Panic disorder is one of the more common anxiety disorders encountered in the primary care setting. Because patients with panic disorder may present with symptoms consistent with physical disorders, they may receive costly work-ups. One study that assessed a treatment strategy for panic disorders in the primary care setting showed initial benefit, but this effect tended to decrease after nine to 12 months of treatment. The treatment strategy consisted of a psychiatrist with proven expertise in treating anxiety disorders assisting family physicians with prescribing and managing medications without the use of psychotherapy. Roy-Byrne and colleagues evaluated the effectiveness of combined pharmacotherapy and cognitive behavior therapy (CBT) in the treatment of panic disorder in the primary care setting.
The multicenter, randomized, controlled study compared an intervention strategy with usual care. Participants were between 18 and 70 years of age; met criteria for panic disorder described in the Diagnostic and Statistical Manual of Mental Disorders, 4th ed., and had at least one panic attack within one week before the study. The intervention was a collaborative care model with a behavioral health specialist who provided CBT and coordinated care with a family physician. CBT was provided in six sessions and followed up with phone calls for six months afterward. An algorithm-based pharmacotherapy strategy was provided for the family physicians, with assistance provided by a psychiatrist.
Usual care consisted of therapy from the family physician after the physician was informed of the diagnosis of panic disorder. Participants were evaluated every three months during the study with multiple evaluation tools. The main outcomes assessed were the number of patients who remitted and responded. Participants who were classified as remitted had no panic attacks within the previous month, minimal anticipatory anxiety, and a low agoraphobia subscale score. Response was defined as improvement over time in three of the assessment tools but failure to meet the definition for remission.

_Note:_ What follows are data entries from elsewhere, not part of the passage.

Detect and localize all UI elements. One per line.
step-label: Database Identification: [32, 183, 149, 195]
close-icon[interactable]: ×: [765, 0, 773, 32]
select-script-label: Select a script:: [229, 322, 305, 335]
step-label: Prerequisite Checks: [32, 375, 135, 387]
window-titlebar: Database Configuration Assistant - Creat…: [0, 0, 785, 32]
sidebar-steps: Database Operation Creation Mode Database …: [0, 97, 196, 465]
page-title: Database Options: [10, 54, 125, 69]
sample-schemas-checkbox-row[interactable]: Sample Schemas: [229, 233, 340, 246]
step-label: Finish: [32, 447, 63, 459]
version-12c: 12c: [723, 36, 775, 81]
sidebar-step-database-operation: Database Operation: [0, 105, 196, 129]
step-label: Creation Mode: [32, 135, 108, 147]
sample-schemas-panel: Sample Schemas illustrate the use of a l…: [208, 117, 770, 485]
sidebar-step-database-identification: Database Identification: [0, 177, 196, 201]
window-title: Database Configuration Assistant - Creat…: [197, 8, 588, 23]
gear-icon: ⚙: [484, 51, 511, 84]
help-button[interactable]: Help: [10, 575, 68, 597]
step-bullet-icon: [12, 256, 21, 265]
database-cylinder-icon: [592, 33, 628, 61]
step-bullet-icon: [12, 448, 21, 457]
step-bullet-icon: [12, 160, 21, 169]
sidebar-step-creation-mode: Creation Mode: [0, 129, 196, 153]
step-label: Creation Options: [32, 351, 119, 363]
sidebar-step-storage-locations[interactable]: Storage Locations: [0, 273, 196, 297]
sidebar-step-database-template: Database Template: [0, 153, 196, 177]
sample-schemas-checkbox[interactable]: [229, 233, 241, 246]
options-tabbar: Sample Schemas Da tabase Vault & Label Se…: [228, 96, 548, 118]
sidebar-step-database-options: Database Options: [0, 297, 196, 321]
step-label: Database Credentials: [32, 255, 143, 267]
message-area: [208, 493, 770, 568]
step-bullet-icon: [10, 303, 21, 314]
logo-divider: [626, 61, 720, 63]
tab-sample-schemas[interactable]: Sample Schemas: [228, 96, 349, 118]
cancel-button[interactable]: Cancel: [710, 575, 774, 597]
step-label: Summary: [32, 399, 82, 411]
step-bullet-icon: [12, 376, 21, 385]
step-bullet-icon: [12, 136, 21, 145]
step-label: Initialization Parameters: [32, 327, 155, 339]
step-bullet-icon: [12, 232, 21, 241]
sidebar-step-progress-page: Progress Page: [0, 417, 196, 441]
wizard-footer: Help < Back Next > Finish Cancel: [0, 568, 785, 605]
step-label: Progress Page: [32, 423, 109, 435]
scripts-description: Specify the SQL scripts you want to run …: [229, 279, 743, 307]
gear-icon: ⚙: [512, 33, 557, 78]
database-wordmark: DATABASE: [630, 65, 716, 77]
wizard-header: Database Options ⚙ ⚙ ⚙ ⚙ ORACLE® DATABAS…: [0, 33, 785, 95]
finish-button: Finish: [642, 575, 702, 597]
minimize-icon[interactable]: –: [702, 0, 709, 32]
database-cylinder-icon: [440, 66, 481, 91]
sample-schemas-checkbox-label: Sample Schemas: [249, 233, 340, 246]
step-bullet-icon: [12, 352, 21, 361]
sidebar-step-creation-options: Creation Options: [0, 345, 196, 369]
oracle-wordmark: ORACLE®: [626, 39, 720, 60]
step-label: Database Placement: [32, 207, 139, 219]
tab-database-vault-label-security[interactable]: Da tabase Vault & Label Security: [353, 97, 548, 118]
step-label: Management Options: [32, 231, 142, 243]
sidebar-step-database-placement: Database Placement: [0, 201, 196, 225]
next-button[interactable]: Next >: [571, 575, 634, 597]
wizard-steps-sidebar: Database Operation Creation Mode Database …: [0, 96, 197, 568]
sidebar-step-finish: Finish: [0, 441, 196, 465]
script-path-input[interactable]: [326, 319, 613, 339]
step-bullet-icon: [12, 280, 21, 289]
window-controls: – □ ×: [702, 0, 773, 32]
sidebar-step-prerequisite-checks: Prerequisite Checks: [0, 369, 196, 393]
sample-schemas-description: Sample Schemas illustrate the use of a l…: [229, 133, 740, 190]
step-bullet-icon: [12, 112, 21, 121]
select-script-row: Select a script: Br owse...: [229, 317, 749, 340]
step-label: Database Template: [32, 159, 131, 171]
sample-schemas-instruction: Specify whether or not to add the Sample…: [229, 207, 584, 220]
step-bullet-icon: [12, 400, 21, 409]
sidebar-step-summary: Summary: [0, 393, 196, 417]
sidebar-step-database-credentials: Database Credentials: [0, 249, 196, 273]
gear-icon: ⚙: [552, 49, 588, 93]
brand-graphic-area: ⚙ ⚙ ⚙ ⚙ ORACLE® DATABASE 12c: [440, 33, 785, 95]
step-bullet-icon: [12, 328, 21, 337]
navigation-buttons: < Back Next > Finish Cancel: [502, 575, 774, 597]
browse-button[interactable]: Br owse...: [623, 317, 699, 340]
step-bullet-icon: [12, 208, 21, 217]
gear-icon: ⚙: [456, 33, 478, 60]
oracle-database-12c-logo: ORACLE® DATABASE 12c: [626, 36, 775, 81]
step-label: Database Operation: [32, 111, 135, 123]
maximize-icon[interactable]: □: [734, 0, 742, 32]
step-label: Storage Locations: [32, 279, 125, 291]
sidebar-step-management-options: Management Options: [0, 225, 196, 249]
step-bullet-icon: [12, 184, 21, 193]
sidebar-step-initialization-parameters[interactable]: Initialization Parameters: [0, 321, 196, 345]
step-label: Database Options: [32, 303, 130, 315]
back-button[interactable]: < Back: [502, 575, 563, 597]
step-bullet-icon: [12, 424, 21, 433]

There were 232 patients who met the inclusion criteria and completed the study. The participants represented a wide range of ages and education and income levels. The intervention group had a better response to treatment in remission and response compared with the usual care group. This improvement was sustained over time, and participants continued to improve gradually. The significantly higher rates of improvement in the intervention group were present at all points of the study. At three months, 20 percent of the intervention group had met the criteria for remission versus 12 percent in the usual care group. At 12 months, 29 percent of the intervention group was in remission compared with 16 percent of the usual care group. At three months, 46 percent of patients in the intervention group had responded to therapy compared with 27 percent of the usual care group; after 12 months, the percentage of responders increased to 63 percent in the intervention group compared with 38 percent of patients receiving usual care.
The authors conclude that patients who receive a combination of CBT and antianxiety medications delivered by a behavioral health specialist in conjunction with a family physician and with the assistance of a psychiatric consultant show significant improvement in their symptoms of panic disorder compared with patients who receive usual care.